American politician, Oregon pioneer (1806–1877)

Thomas Jefferson Hubbard (1806 – April 24, 1877) was an Oregon pioneer and politician who was acquitted of murder charges in the first American murder trial in what is now the state of Oregon. At the trial the murder was determined to be justifiable homicide.

==Early life==
Thomas Hubbard was born in Kinderhook, New York, in 1806. By 1834 he had left New York and joined Nathaniel Jarvis Wyeth's expedition to Oregon Country where Wyeth attempted to set up a fur trading network.

==Oregon Country==
In September 1834, the Wyeth party reached Fort Vancouver, the Hudson's Bay Company premier station in the Columbia Department.
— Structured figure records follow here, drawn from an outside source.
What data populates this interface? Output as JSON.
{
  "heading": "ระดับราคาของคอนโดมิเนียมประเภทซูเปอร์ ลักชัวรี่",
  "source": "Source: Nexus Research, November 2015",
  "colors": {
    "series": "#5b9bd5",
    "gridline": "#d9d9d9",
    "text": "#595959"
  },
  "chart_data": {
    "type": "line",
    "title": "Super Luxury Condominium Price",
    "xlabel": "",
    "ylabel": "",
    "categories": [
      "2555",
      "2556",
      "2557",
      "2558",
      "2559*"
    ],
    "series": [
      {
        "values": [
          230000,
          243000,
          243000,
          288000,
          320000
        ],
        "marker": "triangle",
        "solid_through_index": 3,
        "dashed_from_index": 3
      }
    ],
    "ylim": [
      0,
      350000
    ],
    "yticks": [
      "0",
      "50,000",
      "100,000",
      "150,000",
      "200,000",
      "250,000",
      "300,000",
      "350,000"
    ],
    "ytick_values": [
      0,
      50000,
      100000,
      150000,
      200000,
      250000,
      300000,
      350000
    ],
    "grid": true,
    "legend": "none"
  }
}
On Wapato Island, the Americans constructed Fort William, where Hubbard served as the gunsmith. The next year Hubbard was accused of murdering the fort's tailor, Thornburgh. Thornburgh had entered Hubbard's residence in the night with a rifle with the intention of murder, although Hubbard had been made aware of this. Hubbard had two loaded pistols ready and shot Thornburgh in the chest, killing him. In the subsequent trial overseen by Wyeth's friend, naturalist John Kirk Townsend, Hubbard was found not guilty as the death was ruled justifiable homicide. The fight that lead to the death had been over a Native American woman named Mary St. Martin, whom Hubbard married on April 3, 1837, with the Reverend Jason Lee presiding.

In 1841, Hubbard participated in a cattle venture where he and others built a ship and sailed it to California where they sold it and purchased cattle to drive back to Oregon. In 1843, Hubbard participated in the Champoeg Meetings, where he served on several committees and voted for the creation of the Provisional Government of Oregon. Hubbard sailed for the Kingdom of Hawaii in 1845 on the brig Chenamus. A fellow traveler aboard, Gustavus Hines, complained that Hubbard and other passengers were neither "wise nor virtuous" for spending their time playing backgammon and card games.

When the Cayuse War began in 1847 after the Whitman massacre, Hubbard built and donated a rifle and pistol to the government. Later he moved to Yamhill County where he built a sawmill. He died on April 24, 1877.